One of, um, okay, probably the only benefit to my oven being temperamental lately is that when things are baking I now must stand sentry by its side throughout the cook time just in case it should decide to start turning itself off again. From this location, my typing is especially inspired, what with all the lovely baking smells wafting my way.
This effect was particularly potent during the baking of an Apple and Honey Challah the other morning. I had spotted the recipe on Smitten Kitchen and wanted to try it out immediately, but who wants to spend hours prepping bread dough only to be thwarted by an uncooperative appliance? Feeling braver after my pot pie success, I set out the ingredients and got to mixing. Despite the complex-looking braiding, the entire process was surprisingly simple.
Apple and Honey Challah
Pretty much as seen on Smitten Kitchen
2/3 cup warm water
2 t instant yeast
1/3 cup honey
1/3 cup vegetable oil
2 large eggs plus 1 large yolk
1 1/2 teaspoons salt
4 1/4 cups or 578 grams bread flour (Weighing flour is by the far the best, no-stress way to go when it comes to accuracy and neatness in flour measuring. If you bake often, consider investing. I have never looked back.)
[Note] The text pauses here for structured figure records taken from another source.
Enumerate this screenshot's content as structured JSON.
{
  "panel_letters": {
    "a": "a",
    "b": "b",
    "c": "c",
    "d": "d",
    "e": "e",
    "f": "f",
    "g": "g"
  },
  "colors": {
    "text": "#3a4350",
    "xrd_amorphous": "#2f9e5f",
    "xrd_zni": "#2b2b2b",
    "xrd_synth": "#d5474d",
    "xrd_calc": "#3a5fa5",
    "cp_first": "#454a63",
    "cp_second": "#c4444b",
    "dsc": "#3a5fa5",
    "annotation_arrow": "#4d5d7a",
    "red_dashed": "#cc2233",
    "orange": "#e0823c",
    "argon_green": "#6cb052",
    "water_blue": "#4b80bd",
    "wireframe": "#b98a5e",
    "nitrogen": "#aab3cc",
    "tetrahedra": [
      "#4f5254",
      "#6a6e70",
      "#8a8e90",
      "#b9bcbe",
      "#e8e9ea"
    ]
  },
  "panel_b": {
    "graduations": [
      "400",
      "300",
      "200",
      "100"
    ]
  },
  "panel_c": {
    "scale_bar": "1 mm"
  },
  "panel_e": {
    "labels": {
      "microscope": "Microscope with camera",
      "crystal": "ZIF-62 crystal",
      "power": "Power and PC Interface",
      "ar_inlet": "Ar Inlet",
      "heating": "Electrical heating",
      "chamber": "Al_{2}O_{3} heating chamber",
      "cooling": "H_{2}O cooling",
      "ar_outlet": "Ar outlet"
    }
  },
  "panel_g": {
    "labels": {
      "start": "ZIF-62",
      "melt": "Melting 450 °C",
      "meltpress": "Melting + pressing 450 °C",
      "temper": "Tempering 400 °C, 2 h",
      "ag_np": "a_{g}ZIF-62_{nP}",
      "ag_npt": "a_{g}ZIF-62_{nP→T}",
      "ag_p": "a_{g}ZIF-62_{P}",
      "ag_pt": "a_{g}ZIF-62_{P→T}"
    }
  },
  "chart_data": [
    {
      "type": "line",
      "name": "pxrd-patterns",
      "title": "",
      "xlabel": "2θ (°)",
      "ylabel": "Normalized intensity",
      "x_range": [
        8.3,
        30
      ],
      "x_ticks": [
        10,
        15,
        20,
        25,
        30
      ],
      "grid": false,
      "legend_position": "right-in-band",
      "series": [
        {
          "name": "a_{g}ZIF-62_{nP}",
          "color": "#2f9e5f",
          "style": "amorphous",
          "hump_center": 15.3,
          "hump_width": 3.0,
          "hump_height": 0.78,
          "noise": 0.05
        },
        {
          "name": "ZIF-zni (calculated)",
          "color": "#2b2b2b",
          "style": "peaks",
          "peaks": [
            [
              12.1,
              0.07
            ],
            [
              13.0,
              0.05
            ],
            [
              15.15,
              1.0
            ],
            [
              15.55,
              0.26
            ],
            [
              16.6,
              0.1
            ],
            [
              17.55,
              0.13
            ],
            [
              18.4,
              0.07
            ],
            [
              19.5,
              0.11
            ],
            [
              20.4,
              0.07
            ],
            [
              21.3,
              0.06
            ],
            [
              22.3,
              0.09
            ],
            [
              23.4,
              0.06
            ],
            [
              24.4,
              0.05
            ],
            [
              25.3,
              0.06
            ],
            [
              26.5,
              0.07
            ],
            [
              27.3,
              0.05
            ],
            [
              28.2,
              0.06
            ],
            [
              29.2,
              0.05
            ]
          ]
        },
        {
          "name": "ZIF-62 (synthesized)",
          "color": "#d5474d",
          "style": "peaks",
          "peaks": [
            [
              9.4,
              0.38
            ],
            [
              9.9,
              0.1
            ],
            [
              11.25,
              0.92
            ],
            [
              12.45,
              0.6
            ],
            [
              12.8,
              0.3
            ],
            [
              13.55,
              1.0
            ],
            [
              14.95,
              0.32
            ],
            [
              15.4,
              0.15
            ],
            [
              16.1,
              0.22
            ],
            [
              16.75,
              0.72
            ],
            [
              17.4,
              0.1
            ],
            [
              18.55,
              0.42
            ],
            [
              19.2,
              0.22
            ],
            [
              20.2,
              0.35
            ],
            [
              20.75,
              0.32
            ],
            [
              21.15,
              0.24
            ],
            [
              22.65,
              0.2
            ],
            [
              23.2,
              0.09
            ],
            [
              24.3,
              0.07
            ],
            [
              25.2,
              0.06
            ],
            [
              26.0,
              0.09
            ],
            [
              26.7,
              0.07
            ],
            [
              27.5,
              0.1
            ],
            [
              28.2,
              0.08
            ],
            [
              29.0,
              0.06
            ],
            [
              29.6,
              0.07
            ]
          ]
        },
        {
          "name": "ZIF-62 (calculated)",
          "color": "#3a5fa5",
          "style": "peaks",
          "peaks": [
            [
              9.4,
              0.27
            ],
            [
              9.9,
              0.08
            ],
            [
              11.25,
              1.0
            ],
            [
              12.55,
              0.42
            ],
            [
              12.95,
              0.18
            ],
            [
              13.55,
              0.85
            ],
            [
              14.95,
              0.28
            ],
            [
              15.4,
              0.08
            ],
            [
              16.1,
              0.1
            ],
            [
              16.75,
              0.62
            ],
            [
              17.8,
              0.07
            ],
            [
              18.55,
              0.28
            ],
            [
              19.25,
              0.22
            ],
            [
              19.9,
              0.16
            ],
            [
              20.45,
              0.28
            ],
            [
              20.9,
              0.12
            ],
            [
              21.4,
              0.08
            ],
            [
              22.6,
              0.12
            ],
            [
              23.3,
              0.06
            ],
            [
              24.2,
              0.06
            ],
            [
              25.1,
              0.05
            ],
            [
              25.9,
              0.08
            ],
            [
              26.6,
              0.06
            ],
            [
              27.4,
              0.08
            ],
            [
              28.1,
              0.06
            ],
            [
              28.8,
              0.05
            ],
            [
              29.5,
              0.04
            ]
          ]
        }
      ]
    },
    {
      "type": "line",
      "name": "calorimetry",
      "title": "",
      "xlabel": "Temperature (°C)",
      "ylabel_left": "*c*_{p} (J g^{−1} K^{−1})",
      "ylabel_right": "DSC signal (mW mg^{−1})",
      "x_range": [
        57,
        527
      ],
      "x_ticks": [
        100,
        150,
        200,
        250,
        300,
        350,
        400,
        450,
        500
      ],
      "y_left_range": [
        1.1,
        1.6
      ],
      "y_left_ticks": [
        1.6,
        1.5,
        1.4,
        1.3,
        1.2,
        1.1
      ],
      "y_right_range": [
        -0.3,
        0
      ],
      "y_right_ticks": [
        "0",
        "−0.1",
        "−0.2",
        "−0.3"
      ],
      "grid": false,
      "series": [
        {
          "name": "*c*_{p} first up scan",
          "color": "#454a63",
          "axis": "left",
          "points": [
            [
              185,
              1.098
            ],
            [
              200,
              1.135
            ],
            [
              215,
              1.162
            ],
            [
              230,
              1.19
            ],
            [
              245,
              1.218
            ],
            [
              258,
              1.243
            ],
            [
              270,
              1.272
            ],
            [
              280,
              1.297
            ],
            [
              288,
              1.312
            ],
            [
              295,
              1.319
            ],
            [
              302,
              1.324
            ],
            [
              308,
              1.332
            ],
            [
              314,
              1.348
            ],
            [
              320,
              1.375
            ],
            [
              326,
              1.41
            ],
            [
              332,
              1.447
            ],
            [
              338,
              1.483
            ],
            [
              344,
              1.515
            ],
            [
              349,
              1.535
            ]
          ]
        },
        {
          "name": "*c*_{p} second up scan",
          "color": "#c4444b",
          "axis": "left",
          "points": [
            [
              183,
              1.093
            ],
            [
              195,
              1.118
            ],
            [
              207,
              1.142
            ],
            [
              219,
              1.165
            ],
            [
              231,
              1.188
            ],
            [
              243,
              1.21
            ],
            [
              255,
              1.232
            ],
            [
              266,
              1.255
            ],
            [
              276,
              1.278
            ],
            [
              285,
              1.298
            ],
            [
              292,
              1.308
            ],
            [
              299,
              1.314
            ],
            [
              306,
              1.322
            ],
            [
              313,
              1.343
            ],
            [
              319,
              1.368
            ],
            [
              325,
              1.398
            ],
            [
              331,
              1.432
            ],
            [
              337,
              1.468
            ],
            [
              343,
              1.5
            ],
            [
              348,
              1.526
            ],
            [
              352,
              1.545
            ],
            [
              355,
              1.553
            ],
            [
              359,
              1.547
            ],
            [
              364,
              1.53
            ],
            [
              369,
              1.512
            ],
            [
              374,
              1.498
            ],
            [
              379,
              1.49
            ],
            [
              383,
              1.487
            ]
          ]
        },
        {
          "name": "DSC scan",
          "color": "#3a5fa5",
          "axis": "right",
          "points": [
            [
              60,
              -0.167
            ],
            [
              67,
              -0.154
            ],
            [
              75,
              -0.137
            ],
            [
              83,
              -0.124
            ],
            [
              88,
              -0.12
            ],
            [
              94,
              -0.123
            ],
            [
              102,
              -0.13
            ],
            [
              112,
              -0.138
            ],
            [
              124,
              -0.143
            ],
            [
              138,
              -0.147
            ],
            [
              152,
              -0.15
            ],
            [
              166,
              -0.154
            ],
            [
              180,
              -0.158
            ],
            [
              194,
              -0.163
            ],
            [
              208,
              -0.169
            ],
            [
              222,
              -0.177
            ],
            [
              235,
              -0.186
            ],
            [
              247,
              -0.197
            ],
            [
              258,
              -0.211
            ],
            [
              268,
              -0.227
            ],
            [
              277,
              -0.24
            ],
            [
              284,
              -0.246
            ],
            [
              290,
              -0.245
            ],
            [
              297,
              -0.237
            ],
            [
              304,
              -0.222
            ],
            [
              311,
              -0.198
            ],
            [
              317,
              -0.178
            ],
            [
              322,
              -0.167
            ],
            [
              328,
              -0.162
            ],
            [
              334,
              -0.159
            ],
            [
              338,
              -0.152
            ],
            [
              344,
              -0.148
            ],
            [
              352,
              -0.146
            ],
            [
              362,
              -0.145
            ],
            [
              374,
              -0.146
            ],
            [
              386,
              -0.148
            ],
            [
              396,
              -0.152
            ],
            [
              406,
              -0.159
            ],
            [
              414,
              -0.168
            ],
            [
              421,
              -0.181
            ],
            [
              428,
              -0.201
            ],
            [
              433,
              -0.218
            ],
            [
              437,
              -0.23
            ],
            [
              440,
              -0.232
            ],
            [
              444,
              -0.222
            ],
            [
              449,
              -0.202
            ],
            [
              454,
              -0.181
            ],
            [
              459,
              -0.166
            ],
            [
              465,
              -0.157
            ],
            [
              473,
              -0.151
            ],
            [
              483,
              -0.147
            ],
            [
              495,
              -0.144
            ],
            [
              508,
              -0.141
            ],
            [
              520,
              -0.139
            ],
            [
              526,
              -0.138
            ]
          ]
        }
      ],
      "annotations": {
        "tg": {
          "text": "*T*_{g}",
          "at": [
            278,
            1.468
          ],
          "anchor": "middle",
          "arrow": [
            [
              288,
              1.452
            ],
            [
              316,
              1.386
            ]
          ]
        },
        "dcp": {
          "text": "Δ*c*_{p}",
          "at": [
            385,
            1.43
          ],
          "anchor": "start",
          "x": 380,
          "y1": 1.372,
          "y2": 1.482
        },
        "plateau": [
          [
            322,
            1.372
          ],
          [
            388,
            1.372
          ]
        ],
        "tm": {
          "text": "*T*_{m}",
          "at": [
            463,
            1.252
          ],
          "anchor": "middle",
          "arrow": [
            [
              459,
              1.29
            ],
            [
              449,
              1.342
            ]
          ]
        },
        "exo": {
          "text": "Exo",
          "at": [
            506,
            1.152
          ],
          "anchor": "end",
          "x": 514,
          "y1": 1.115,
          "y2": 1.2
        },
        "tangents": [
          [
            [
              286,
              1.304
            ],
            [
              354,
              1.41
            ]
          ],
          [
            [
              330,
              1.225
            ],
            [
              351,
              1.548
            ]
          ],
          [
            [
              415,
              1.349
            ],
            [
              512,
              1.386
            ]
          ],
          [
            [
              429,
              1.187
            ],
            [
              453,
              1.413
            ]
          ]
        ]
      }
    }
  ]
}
2 medium baking apples, peeled, cored and in 1/2-inch chunks
Sprinkle of lemon juice, to keep them from browning
1 large additional egg, beaten, for bread wash
In a large bowl or the bowl of a stand mixer, whisk yeast and water. Add the oil, honey, and eggs, and thoroughly combine. The add the flour and salt, and stir till dough pulls together. In the mixer or by hand, knead until smooth and developed, about 6 minutes. Place the dough in an oiled bowl, cover, and allow to rise until almost doubled in sized.
(The original recipe used active yeast and suggested this would take an hour. My kitchen was chilly and my yeast was instant, so I left mine a little longer and in the end I wished I’d allowed the first rise to run even longer, but I got impatient.)
Let dough fall out of the bowl onto a clean counter and spread out into a wide disc, similar to a thick pizza crust, spread 2/3 of the apple chunks on the bottom half and fold the dough over, pressing it down and sealing in the fruit. Place the remaining fruit on to of half the dough again, and fold it over, pressing it down, sealing and tucking it into a boule shape. Invert and place the now-empty bowl over top of the dough and allow it to rest for 30 minutes.
There are many ways to braid a challah, and I really enjoyed the Smitten Kitchen’s braiding suggestions. You can get detailed photos and step-by-step instructions over her way. Basically, you cut the dough into quarters like a pie (a bench scraper works well for this, slicing cleanly through the dough), seal in the apple chunks, and stretch each into a foot-long log. If pieces of apple try and escape during this step, don’t panic. Just poke them back into the dough. I honestly expected this to be of comedy of errors, but there didn’t end up being a great deal of runaway fruit to deal with. Weaving the four strips over and under one another in front of you in the shape of a # sign, you then lift each “under” leg over top of the leg to its immediate right, doing this a total of 4 times as you move around the bread. Then you take the leg you didn’t braid yet and move it to the left. For me, this was all the braiding that was needed, so all that remained was to tuck the ends securely underneath the loaf. Move the bread to a sheet of parchment, and brush it with the egg wash. I slipped mine onto the back of a baking sheet for ease of transfer and covered it with greased plastic wrap. Let it rise again for an hour.
Preheat the over to 375˚F. When the final rise is complete and the oven is hot, remove the plastic, brush again with the egg wash, and bake for 45 minutes (tenting with foil if bread darkens quickly–mine always seems to.) When done, the inside of the bread should register at least 190˚F. My loaf ended up needing additional time, the middle still undercooked due to the fruit, so best to check.